Even though severance pay is not required, most smart employees will ask for it anyway. The attorney’s challenge is to increase whatever severance pay is offered and try to make it structured such that it is non-taxable.
Myth 7: Blacklisting is Difficult to Detect and Prevent
It is tough to find a new job especially when a former employer is not giving you the best of references. It is actually easy to find out if they are saying improper things about you. Have a friend call the former employer to ask about you. In the alternative, there are professional investigators, such as Documented Reference Check of Diamond Bar, California, that gives you a written, word for word transcription of the entire conversation, even under penalty of perjury. This can be very helpful to either recover your rights pursuant to slander or give a copy of it to the former employer to make sure it does not happen again. Usually a simple letter to the employer advising them that you know what they are doing and demanding that they cease such actions or face legal prosecution is sufficient to prevent it.

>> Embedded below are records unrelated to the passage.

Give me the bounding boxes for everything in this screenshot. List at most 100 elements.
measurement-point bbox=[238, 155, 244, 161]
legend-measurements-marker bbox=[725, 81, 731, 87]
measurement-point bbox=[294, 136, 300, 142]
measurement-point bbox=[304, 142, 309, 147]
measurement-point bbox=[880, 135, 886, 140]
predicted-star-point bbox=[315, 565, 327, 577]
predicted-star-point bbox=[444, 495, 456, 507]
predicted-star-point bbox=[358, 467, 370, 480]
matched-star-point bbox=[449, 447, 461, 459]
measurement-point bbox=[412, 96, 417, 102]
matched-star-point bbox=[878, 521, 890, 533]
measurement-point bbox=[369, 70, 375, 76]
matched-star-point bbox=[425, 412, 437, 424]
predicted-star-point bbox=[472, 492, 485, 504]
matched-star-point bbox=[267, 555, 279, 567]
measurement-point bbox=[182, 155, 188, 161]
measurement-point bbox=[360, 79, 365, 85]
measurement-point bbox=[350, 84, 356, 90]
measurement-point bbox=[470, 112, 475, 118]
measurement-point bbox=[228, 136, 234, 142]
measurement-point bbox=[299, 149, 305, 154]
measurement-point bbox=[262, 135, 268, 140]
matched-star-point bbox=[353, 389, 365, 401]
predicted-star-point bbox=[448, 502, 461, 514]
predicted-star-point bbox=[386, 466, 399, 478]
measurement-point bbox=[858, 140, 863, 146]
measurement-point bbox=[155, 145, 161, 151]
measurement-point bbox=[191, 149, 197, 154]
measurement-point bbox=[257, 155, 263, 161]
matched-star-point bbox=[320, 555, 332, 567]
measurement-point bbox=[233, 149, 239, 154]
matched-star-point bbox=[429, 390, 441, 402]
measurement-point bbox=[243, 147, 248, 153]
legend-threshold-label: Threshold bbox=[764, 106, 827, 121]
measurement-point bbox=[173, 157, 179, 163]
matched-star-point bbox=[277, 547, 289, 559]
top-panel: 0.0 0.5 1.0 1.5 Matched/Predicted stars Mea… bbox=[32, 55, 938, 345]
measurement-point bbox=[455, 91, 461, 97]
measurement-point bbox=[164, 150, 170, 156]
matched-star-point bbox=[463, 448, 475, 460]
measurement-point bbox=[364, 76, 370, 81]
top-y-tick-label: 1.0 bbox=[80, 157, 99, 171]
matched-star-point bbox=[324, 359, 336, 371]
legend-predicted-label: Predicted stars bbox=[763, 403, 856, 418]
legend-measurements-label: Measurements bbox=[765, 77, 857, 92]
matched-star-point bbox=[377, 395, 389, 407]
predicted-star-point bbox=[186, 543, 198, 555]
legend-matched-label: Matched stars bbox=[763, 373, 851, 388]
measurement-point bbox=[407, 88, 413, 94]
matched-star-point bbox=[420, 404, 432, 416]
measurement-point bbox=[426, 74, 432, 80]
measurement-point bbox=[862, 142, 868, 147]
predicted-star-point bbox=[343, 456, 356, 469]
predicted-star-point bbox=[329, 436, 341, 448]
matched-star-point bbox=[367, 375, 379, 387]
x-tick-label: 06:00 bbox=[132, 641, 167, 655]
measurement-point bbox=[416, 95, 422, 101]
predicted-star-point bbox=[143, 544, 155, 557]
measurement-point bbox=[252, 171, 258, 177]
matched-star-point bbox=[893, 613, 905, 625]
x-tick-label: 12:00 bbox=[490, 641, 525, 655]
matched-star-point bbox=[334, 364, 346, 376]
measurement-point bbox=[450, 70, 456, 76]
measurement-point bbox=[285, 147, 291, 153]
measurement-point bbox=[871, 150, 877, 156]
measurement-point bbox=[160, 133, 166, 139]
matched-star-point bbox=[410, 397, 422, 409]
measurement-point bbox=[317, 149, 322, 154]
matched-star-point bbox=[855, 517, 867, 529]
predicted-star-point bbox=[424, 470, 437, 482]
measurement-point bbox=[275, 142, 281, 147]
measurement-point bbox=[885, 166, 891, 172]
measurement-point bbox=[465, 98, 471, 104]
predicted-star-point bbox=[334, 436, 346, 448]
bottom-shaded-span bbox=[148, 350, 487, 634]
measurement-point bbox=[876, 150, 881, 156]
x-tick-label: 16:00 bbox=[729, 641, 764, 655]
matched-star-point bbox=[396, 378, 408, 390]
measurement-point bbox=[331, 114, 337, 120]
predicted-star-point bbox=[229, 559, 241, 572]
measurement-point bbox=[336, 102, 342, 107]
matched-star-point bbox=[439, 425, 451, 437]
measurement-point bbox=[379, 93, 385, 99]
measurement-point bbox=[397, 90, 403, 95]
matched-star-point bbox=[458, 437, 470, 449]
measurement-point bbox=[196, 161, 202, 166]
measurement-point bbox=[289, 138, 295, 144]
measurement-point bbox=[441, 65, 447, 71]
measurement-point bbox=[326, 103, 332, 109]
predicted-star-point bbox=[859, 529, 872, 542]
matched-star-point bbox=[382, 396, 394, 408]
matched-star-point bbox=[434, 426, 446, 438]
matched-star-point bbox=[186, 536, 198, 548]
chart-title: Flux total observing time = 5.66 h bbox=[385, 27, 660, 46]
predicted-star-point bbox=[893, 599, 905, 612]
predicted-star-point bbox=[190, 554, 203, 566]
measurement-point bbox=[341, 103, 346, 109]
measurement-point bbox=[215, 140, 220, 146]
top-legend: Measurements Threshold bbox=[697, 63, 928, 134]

Myth 8: Harassment or Discrimination Has Few Effective Remedies
There are numerous state and federal laws preventing harassment and discrimination in the workplace. The problem is proving such improper actions. Rights are most effectively enforced when an employee conscientiously documents any evidences of a “double standard” between one protected class of employees and another. The more often such violations occur or the greater the impact they have on one employee or a group of employees, the better the case.
Additionally, many companies have internal policies governing complaints about discrimination or harassment. An appropriately drafted letter does much to eliminating or preventing discrimination or harassment.
Myth 9: Employee Rights Posters Are Not Required
There are numerous posters and notices about employee rights that employers are required by law to post or to give to employees. Believe it or not, in California, for example, there are fifteen or more posters that must be displayed in the workplace or given to the employees. If the employer fails to do so, it is not necessarily establish your case, but it is evidence of their neglect. In our law office, whether or not the employer displays the required posters, we use it against them. If they did display the poster and did not follow it, we say that they did not follow their own clearly stated policy. If they did not follow the poster and violated the rules, we say that they were negligent in advising their management and employees of the rules to follow which show further neglect and improper intent. Either way, the employees can benefit by this argument.
Myth 10: Employee Rights Options Are Few
Throughout most of history, the employer has been king. The boss establishes the work hours, the pay and the conditions.
In the late 1800’s, Upton Sinclair wrote a book called The Jungle that detailed the abuses of the slaughter houses in Detroit. This awoke the public consciousness to such an extent that many laws were soon thereafter passed protecting employees. Additionally, in the last twenty or thirty years or so, there had been additional laws enacted giving even greater protection for whistleblowers and victims of discrimination.
Needless to say, in today’s world, employees have more rights and protections than at any other time in history. The challenge is not so much employees’ rights, but their knowledge of such rights to use for the greatest impact. Bookstores offer a wide variety of employee rights books to inform employees effectively of their rights.